A central piece of intelligence in the FBI’s investigation of Hillary Clinton’s private email server was fake – and FBI Director James Comey acted on it anyway, CNN reports.

The Washington Post reported last week that the FBI had obtained intelligence alleging then-Attorney General Loretta Lynch had conspired with former Democratic National Committee Chair Debbie Wasserman Schultz to limit the FBI’s investigation into Ms Clinton.

That piece of intelligence helped convince Mr Comey to announce his department's findings independently of the attorney general – an untraditional move that generated outcry on the left and the right.

Now, sources tell CNN that Mr Comey knew the document was likely fake, but acted on it anyway.

The FBI director feared that the document – real or not – would shake the public’s confidence in Ms Lynch if it was leaked. Ms Lynch was already under intense scrutiny for speaking with former President Bill Clinton on his private plane before the investigation’s conclusion.

Shortly before starting his now-infamous press conference, Mr Comey told FBI employees he was acting alone “because I think the confidence of the American people in the FBI is a precious thing, and I want them to understand that we did this investigation in a competent, honest, and independent way”.

Later, Mr Comey cited the intelligence on Ms Lynch and Ms Wasserman Schultz as a major reason he acted alone. In at least one classified session, sources tell CNN Mr Comey called it the “primary reason” he took the unusual step.
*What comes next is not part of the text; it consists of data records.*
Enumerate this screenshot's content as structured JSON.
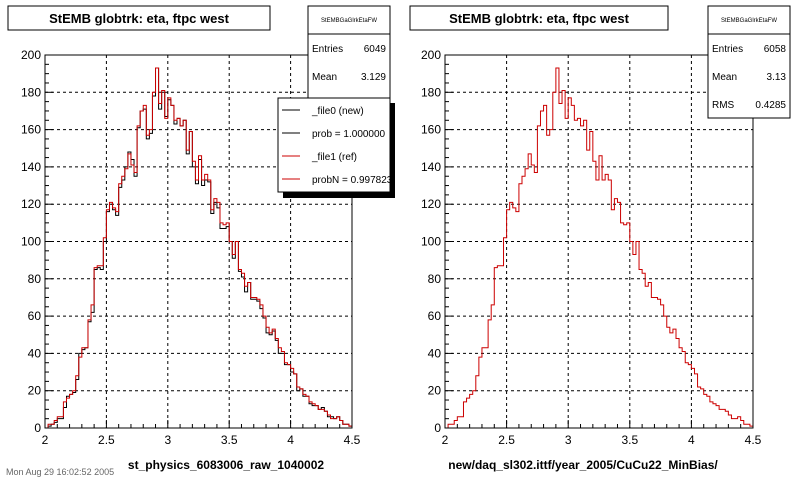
{
  "footer": "Mon Aug 29 16:02:52 2005",
  "panels": [
    {
      "title": "StEMB globtrk: eta, ftpc west",
      "xlabel": "st_physics_6083006_raw_1040002",
      "stats": {
        "name": "StEMBGaGlrkEtaFW",
        "rows": [
          {
            "label": "Entries",
            "value": "6049"
          },
          {
            "label": "Mean",
            "value": "3.129"
          }
        ]
      },
      "legend": [
        {
          "label": "_file0 (new)",
          "color": "#000000"
        },
        {
          "label": "prob = 1.000000",
          "color": "#000000"
        },
        {
          "label": "_file1 (ref)",
          "color": "#cc0000"
        },
        {
          "label": "probN = 0.997823",
          "color": "#cc0000"
        }
      ]
    },
    {
      "title": "StEMB globtrk: eta, ftpc west",
      "xlabel": "new/daq_sl302.ittf/year_2005/CuCu22_MinBias/",
      "stats": {
        "name": "StEMBGaGlrkEtaFW",
        "rows": [
          {
            "label": "Entries",
            "value": "6058"
          },
          {
            "label": "Mean",
            "value": "3.13"
          },
          {
            "label": "RMS",
            "value": "0.4285"
          }
        ]
      },
      "legend": []
    }
  ],
  "colors": {
    "new": "#000000",
    "ref": "#cc0000",
    "grid": "#000000",
    "frame": "#000000"
  },
  "chart_data": [
    {
      "type": "histogram",
      "title": "StEMB globtrk: eta, ftpc west",
      "xlabel": "st_physics_6083006_raw_1040002",
      "xlim": [
        2,
        4.5
      ],
      "ylim": [
        0,
        200
      ],
      "xticks": [
        2,
        2.5,
        3,
        3.5,
        4,
        4.5
      ],
      "yticks": [
        0,
        20,
        40,
        60,
        80,
        100,
        120,
        140,
        160,
        180,
        200
      ],
      "grid": true,
      "bin_width": 0.025,
      "series": [
        {
          "name": "_file0 (new)",
          "color": "#000000",
          "values": [
            0,
            1,
            2,
            3,
            5,
            5,
            11,
            17,
            18,
            19,
            26,
            40,
            42,
            43,
            57,
            62,
            85,
            86,
            85,
            100,
            116,
            120,
            117,
            114,
            129,
            133,
            140,
            148,
            144,
            135,
            161,
            170,
            171,
            155,
            158,
            178,
            193,
            171,
            180,
            167,
            176,
            173,
            163,
            166,
            162,
            165,
            147,
            159,
            140,
            131,
            144,
            130,
            133,
            132,
            115,
            121,
            118,
            107,
            107,
            108,
            100,
            91,
            100,
            84,
            81,
            73,
            78,
            69,
            69,
            68,
            64,
            59,
            51,
            50,
            52,
            47,
            40,
            40,
            34,
            34,
            30,
            29,
            20,
            21,
            17,
            17,
            13,
            12,
            12,
            10,
            11,
            9,
            6,
            6,
            5,
            6,
            4,
            2,
            2,
            1
          ]
        },
        {
          "name": "_file1 (ref)",
          "color": "#cc0000",
          "values": [
            0,
            2,
            2,
            4,
            6,
            6,
            14,
            16,
            18,
            20,
            28,
            38,
            43,
            43,
            58,
            66,
            86,
            87,
            87,
            102,
            117,
            121,
            118,
            116,
            131,
            135,
            139,
            147,
            141,
            137,
            162,
            170,
            173,
            157,
            160,
            180,
            193,
            174,
            181,
            166,
            177,
            173,
            165,
            166,
            162,
            165,
            149,
            159,
            143,
            133,
            146,
            133,
            136,
            133,
            117,
            123,
            121,
            110,
            109,
            110,
            100,
            93,
            100,
            85,
            83,
            76,
            78,
            70,
            70,
            69,
            66,
            60,
            54,
            51,
            53,
            48,
            43,
            41,
            35,
            34,
            32,
            29,
            22,
            21,
            18,
            17,
            14,
            13,
            12,
            10,
            10,
            9,
            7,
            5,
            5,
            6,
            4,
            2,
            2,
            1
          ]
        }
      ]
    },
    {
      "type": "histogram",
      "title": "StEMB globtrk: eta, ftpc west",
      "xlabel": "new/daq_sl302.ittf/year_2005/CuCu22_MinBias/",
      "xlim": [
        2,
        4.5
      ],
      "ylim": [
        0,
        200
      ],
      "xticks": [
        2,
        2.5,
        3,
        3.5,
        4,
        4.5
      ],
      "yticks": [
        0,
        20,
        40,
        60,
        80,
        100,
        120,
        140,
        160,
        180,
        200
      ],
      "grid": true,
      "bin_width": 0.025,
      "series": [
        {
          "name": "_file1 (ref)",
          "color": "#cc0000",
          "values": [
            0,
            2,
            2,
            4,
            6,
            6,
            14,
            16,
            18,
            20,
            28,
            38,
            43,
            43,
            58,
            66,
            86,
            87,
            87,
            102,
            117,
            121,
            118,
            116,
            131,
            135,
            139,
            147,
            141,
            137,
            162,
            170,
            173,
            157,
            160,
            180,
            193,
            174,
            181,
            166,
            177,
            173,
            165,
            166,
            162,
            165,
            149,
            159,
            143,
            133,
            146,
            133,
            136,
            133,
            117,
            123,
            121,
            110,
            109,
            110,
            100,
            93,
            100,
            85,
            83,
            76,
            78,
            70,
            70,
            69,
            66,
            60,
            54,
            51,
            53,
            48,
            43,
            41,
            35,
            34,
            32,
            29,
            22,
            21,
            18,
            17,
            14,
            13,
            12,
            10,
            10,
            9,
            7,
            5,
            5,
            6,
            4,
            2,
            2,
            1
          ]
        }
      ]
    }
  ]
}
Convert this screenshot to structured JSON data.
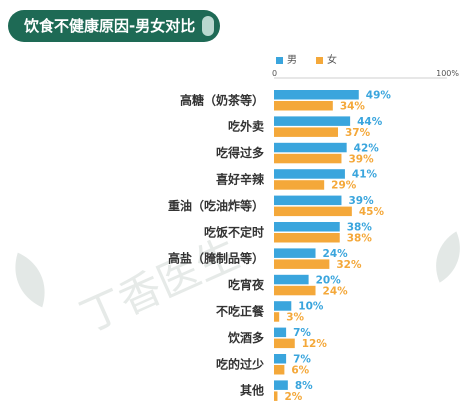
{
  "title": "饮食不健康原因-男女对比",
  "colors": {
    "male": "#3aa5dd",
    "female": "#f4a83a",
    "title_bg": "#1e6a55"
  },
  "watermark": "丁香医生",
  "chart_data": {
    "type": "bar",
    "orientation": "horizontal",
    "title": "饮食不健康原因-男女对比",
    "axis_ticks": [
      "0",
      "100%"
    ],
    "xlim": [
      0,
      100
    ],
    "legend_position": "top",
    "categories": [
      "高糖（奶茶等）",
      "吃外卖",
      "吃得过多",
      "喜好辛辣",
      "重油（吃油炸等）",
      "吃饭不定时",
      "高盐（腌制品等）",
      "吃宵夜",
      "不吃正餐",
      "饮酒多",
      "吃的过少",
      "其他"
    ],
    "series": [
      {
        "name": "男",
        "color": "#3aa5dd",
        "values": [
          49,
          44,
          42,
          41,
          39,
          38,
          24,
          20,
          10,
          7,
          7,
          8
        ]
      },
      {
        "name": "女",
        "color": "#f4a83a",
        "values": [
          34,
          37,
          39,
          29,
          45,
          38,
          32,
          24,
          3,
          12,
          6,
          2
        ]
      }
    ]
  }
}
In fact, the intelligence garnered so much interest that Senator Charles Grassley asked about it during Mr Comey’s final public appearance before Congress as FBI Director.

In none of these situations did Mr Comey let on that he knew – or even suspected – that the document was fake.

Still, sources tell both CNN and The Washington Post that the FBI had long doubted the veracity of the intelligence, and even suspected it had been created by Russian officials to dupe the US.

To begin with, the source of the information had previously provided the FBI with unproven information.

The FBI was also unable to obtain the primary document mentioned in the intelligence: an email allegedly written by Ms Wasserman Schultz to Leonard Benardo, an official with the Open Society Foundations. The email allegedly discussed conversations between Ms Lynch and Clinton campaign staffer Amanda Renteria.

According to the intelligence, Ms Wasserman Schultz recounted conversations to Ms Renteria in which Ms Lynch promised not to push too hard on the Clinton investigation.

According to Ms Wasserman Schultz and Ms Renteria, however, the two have never spoken to one another. Ms Lynch also denied any knowledge of the email when asked about it by the FBI. The bureau declined to formally interview her.

Ms Wasserman Schultz, Mr Benardo and Ms Renteria all told The Washington Post they had never been interviewed by the FBI about the matter.

“Wow, that’s kind of weird and out of left field,’’ Ms Renteria said when contacted by the Post. “I don’t know Loretta Lynch, the attorney general. I haven’t spoken to her.’’

Still, Mr Comey told members of Congress in classified briefings that his fears of the intelligence "dropping" and undermining the Clinton investigation were a key motivator of his actions.

The White House has cited Mr Comey’s handling of the Clinton investigation as the reason Mr Trump fired him, although the President himself has provided several contradictory explanations. Ms Clinton has blamed Mr Comey’s actions for her election loss.